If you would like to become involved in tokens and medals, there are three great organizations—each of which publishes a magazine and is a forum for shared information. Check their websites:
The Token and Medal Society, formed in the early 1960s, covers all specialties—from car wash and turnpike tokens of modern times to Betts medals relating to topics in colonial America. If you join now, you will get as a freebie my new book, the second edition of A Tune for a Token. This alone might be worth the cost of your membership fee!
The Civil War Token Society, formed in 1967, is devoted to its title subject and is a door opening into a wonderland of thousands of different patriotic tokens and store cards of the early 1860s. You can build a fine collection of many hundreds of different varieties for under $100 each, with some under $30. Great rarities in Mint State are apt to cost just in the hundreds of dollars.
Medal Collectors of America was formed early in the present century and is a forum for discussions and articles that often are quite academic with in-depth research.
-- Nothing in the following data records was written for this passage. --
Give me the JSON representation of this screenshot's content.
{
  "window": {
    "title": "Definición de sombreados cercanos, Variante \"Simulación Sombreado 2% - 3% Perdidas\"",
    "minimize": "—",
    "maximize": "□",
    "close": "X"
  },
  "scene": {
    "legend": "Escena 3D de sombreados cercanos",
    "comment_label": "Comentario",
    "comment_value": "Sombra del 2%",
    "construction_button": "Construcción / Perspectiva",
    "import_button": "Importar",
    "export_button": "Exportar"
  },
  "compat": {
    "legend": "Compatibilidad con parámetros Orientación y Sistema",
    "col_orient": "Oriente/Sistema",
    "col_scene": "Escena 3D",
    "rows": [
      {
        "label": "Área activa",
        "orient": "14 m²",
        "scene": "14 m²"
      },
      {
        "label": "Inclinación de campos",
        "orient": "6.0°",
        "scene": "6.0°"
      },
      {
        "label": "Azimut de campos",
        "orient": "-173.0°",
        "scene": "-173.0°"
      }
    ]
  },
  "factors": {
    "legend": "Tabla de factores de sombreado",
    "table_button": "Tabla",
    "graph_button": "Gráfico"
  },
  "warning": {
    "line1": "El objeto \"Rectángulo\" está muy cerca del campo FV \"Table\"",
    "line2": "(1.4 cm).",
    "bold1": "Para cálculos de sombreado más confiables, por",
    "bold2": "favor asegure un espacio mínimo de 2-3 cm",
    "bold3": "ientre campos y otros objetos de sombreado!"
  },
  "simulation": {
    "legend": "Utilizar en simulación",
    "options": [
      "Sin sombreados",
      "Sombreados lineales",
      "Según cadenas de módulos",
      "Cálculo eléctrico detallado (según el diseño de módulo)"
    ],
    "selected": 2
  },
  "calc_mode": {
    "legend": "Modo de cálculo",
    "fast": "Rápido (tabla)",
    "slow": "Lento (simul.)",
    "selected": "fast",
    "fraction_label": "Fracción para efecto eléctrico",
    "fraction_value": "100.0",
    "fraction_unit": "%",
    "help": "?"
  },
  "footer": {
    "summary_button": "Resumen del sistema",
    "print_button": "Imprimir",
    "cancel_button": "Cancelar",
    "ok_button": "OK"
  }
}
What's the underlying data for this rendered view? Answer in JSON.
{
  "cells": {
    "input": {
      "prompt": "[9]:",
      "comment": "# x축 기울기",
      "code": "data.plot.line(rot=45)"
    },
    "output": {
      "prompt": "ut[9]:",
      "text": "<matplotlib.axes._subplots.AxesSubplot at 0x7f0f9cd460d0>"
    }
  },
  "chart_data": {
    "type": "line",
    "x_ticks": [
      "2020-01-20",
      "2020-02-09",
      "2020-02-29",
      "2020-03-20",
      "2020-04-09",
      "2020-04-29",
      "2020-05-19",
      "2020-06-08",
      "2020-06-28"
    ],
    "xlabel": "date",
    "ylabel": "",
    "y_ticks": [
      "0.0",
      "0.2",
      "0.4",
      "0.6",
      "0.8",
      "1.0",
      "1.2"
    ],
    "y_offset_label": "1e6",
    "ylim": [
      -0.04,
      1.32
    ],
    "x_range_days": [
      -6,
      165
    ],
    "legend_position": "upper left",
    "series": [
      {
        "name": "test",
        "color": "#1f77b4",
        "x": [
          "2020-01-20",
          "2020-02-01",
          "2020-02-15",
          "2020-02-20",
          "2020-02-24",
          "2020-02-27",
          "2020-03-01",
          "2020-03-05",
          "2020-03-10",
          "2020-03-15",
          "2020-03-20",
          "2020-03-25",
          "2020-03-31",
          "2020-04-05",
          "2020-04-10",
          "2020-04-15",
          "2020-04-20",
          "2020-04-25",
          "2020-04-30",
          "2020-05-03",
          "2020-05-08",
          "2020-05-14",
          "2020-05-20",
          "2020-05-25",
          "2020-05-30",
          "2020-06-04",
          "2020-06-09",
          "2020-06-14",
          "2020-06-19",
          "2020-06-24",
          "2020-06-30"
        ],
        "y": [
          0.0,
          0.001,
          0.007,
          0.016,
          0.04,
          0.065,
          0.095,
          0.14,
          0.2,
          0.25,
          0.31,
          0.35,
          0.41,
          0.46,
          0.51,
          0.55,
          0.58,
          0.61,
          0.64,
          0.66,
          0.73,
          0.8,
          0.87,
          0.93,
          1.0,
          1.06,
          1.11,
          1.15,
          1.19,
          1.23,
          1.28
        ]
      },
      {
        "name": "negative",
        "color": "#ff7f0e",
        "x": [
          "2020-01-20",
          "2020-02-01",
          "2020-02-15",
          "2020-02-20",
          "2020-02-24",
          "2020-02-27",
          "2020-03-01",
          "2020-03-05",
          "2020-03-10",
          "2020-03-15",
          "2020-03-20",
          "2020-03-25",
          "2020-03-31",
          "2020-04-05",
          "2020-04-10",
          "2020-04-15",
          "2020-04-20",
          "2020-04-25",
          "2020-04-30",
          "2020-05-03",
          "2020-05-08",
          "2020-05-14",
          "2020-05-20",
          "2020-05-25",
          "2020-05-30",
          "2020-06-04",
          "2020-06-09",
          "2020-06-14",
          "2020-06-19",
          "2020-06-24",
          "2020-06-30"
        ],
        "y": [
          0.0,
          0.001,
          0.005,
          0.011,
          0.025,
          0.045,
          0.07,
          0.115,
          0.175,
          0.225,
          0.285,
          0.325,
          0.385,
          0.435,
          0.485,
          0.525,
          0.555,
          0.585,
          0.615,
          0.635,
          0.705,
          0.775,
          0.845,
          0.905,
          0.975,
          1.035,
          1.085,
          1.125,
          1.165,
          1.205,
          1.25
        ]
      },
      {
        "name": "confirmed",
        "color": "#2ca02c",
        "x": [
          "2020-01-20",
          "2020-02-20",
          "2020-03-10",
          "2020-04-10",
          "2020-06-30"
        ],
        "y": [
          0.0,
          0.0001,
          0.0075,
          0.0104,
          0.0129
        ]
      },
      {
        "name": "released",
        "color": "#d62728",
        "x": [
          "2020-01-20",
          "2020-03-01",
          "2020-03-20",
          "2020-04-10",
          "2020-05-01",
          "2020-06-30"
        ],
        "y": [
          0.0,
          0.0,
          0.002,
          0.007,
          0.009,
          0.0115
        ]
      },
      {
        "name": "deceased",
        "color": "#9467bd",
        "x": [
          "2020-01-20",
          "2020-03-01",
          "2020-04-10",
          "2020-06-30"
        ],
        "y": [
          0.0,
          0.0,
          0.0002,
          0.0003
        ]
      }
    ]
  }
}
As to my new medal purchases:
The Ohio medal by G.H. Lovett shows a coining press in operation, which is an unusual subject. Three goddesses are in attendance—a classical touch.
The Yale medal with a chariot, two horses, and Victorian-style goddess are evocative of an ancient Syracuse decadrachm. This is an example of great early 20th-century art by Bela Lyon Pratt, who is best known as the designer of the 1908 gold quarter eagle and half eagle.
Betts 602 is one of the various medals showing the New World in relation to the Old. This one has inscriptions in the Dutch language and is dated 1782.
The illustrated map medal is new to me, listed as Eimer 11396, and I will study its features to learn more. What is now the United States was Mexico in the western part.
The token dated 1846 may have a Mormon connection and uses on the obverse the Liberty Head found on $5 gold coins from 1795 to 1807.
I have a lot of fun studying and learning about things like these!